I pointed out a passing neighbor to distract her and stood by while they chatted about slow business, the latest class of freshmen at Antioch College, and who knows what. I stopped listening, fretting instead about my final tuition bill.
We made it to Ye Olde Trail Tavern just before the kitchen closed. Zigana ordered her usual portabella sandwich. I skipped my favorite bacon cheddar burger and settled for the house special, a multi-layered pesto grilled cheese on marbled bread. I didn’t need her lecture about eating red meat tonight. She raised one eyebrow when I downed half of my beer as soon as the server set it on the table.
I focused on the smokers huddled around the flickering fire pit on the patio and avoided Zigana’s questioning look. She’s not much more patient than I am, so it didn’t take long.
“So what’s up?” she asked.
I took another gulp of Guinness. “I got fired.”

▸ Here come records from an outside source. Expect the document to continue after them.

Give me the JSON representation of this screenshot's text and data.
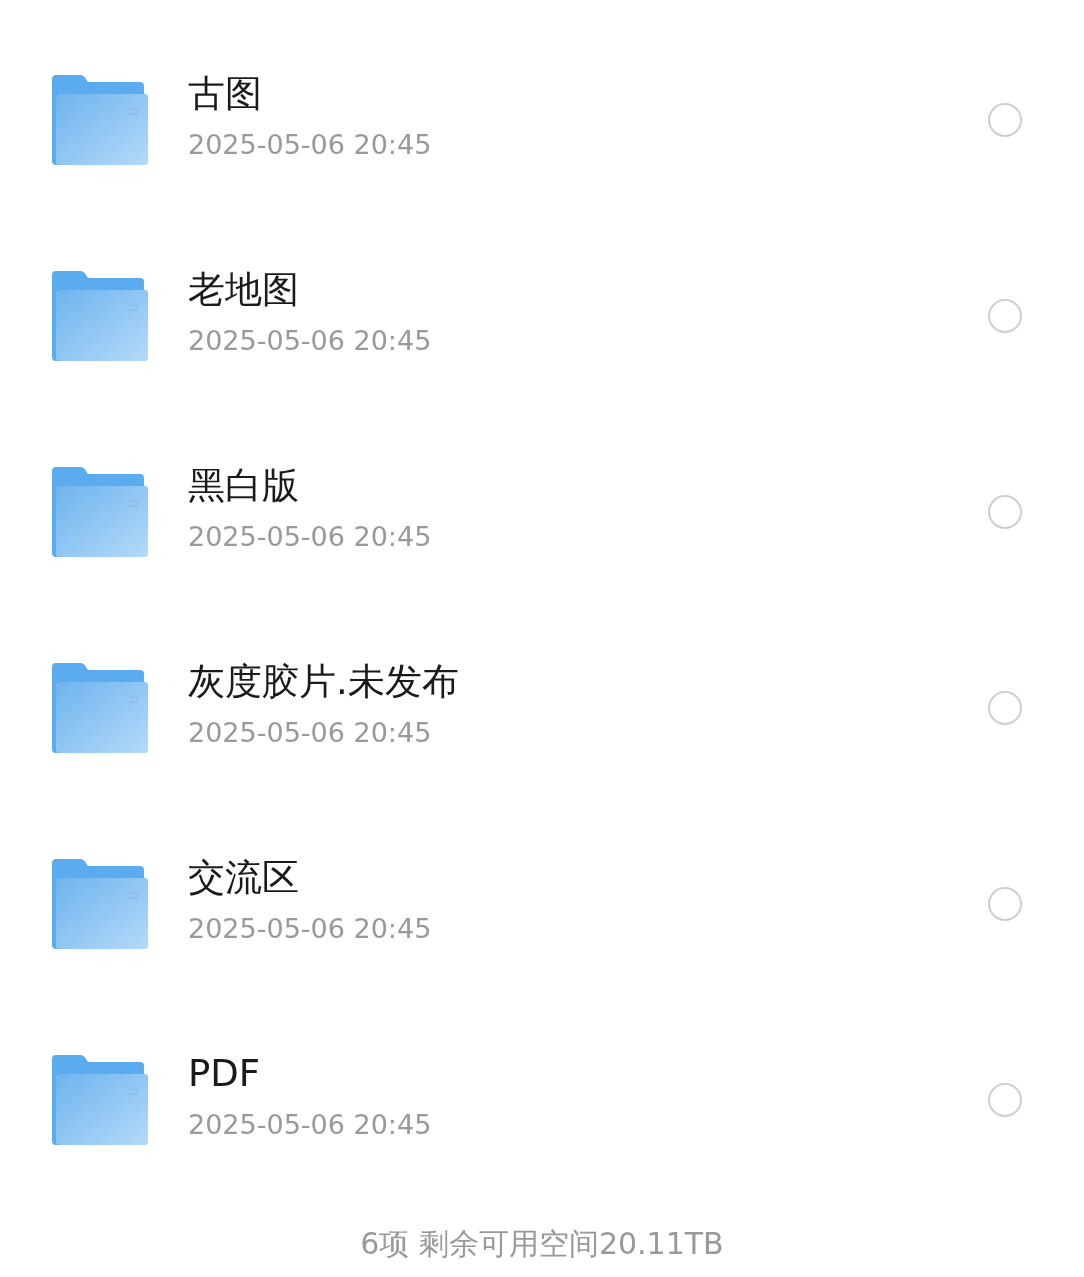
{
  "files": [
    {
      "name": "古图",
      "date": "2025-05-06 20:45",
      "selected": false
    },
    {
      "name": "老地图",
      "date": "2025-05-06 20:45",
      "selected": false
    },
    {
      "name": "黑白版",
      "date": "2025-05-06 20:45",
      "selected": false
    },
    {
      "name": "灰度胶片.未发布",
      "date": "2025-05-06 20:45",
      "selected": false
    },
    {
      "name": "交流区",
      "date": "2025-05-06 20:45",
      "selected": false
    },
    {
      "name": "PDF",
      "date": "2025-05-06 20:45",
      "selected": false
    }
  ],
  "footer": "6项 剩余可用空间20.11TB"
}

Her eyes grew hard and her color rose as I detailed Patrice’s manipulation. Zigana didn’t like computers, but she bragged to her friends about my expertise. She had stood by me when the Feds showed up with their warrant five years ago and only later, after she made sure I hadn’t hurt anyone, berated me for getting caught. But like she handled my bullies in grade school, she wasn’t about to let anyone mistreat family.
“Look at me.” She lifted my chin, nearly impaling me with her red talons. “You’re not going to let her get away with it, are you?”
I half-smiled and drained my beer. “You taught me better than that.”
She leaned back in the booth and laughed, nearly drowning out the jukebox. “That’s my girl.”